The best that man can do is something very significant. God created man with great capabilities. But the best that man can do is nothing compared with the power of God. That is why this topic matters so much. We live in a very dark world. With every passing day, I think people are coming more and more to realize just how desperate the human situation really is. And so there are two paths we can pursue, two lights we can follow. One is the light of man, the hope which comes from human effort and human ingenuity. This is the hope of mere religion, of forms and laws and words and sentiments. Human religion, like a candle, is often beautiful and often fragrant and often serves a valuable function. But to look at it as the final hope of mankind and the solution for the ills of humanity would be as silly as if those wise men had set out on their pilgrimage following a candle rather than a star.
God's hope is like that star—high, bright, and supernatural—something which comes sudden and surprising, from God and not from man. And because it comes from God, it can accomplish things human religion never could—the forgiveness of sins and the coming of a new life. We don't know fully how all that worked for the people of Isaiah's day. But we know what Isaiah did not yet know. We know what God did to provide this hope for us. Isaiah saw this star as something distant and unclear. But we see it close and certain; we know that the light of the world is Jesus. Christmas isn't just a sentimental story about a baby in a manger. It is a message of hope; it is a promise of a new world, and it is a challenge.
Because there are two paths to follow, to lights to seek after, two schemes in which we can put our faith. Remember the final words of our text. God was offering hope for the people of Judah, but there was the possibility that they would not make use of it. They might be willing and obedient, following God and finding everything He had promised them. Or they might refuse and rebel, trusting in their own devices, in their own will, in their own religion.
This passage is a passage of hope but also of challenge. God gave His own son to be born and to die and to rise again so that we might have hope—hope of forgiveness and a, new life.
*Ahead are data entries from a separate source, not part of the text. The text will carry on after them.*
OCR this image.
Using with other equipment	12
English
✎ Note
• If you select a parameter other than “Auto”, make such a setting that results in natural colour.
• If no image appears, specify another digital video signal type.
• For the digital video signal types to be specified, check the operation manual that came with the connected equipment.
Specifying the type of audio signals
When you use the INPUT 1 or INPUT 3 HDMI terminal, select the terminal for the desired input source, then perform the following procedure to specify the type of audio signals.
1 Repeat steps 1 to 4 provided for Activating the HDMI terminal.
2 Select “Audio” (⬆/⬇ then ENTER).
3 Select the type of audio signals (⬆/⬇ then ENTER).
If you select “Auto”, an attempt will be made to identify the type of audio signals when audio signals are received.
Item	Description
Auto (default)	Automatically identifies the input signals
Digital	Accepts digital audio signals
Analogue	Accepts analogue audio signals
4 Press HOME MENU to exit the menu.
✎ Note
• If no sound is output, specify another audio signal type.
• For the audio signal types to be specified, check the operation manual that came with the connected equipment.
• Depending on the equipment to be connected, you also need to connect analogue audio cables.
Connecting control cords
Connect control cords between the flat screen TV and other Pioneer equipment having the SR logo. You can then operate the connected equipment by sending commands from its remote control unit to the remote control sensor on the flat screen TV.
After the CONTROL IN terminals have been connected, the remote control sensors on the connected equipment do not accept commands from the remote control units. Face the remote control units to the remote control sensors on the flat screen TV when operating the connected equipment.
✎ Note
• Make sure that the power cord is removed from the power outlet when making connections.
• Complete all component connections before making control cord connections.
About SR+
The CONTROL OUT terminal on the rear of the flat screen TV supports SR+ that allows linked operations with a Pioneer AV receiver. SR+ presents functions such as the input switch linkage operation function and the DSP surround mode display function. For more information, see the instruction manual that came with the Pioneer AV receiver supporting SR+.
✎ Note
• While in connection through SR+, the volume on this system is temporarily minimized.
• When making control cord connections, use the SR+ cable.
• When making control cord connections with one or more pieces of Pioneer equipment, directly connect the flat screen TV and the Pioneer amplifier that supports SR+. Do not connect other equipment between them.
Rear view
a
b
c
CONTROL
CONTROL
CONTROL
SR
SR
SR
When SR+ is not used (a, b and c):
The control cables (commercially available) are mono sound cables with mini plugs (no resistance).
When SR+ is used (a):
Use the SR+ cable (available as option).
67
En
But now the choice lies with us. The world is dark, and God has given us light. And some are coming to the light, while others prefer to walk in darkness. That is the challenge of Christmas. That is the choice we must make—the choice to walk in the light or to walk in our own way and trust in our own hope.
The wise man saw the star and came to worship. The priests and scribes saw the star and did nothing. Herod saw the star and tried to kill the newborn king. Every Christmas, as the story is read again, we see that star. What will we do with it?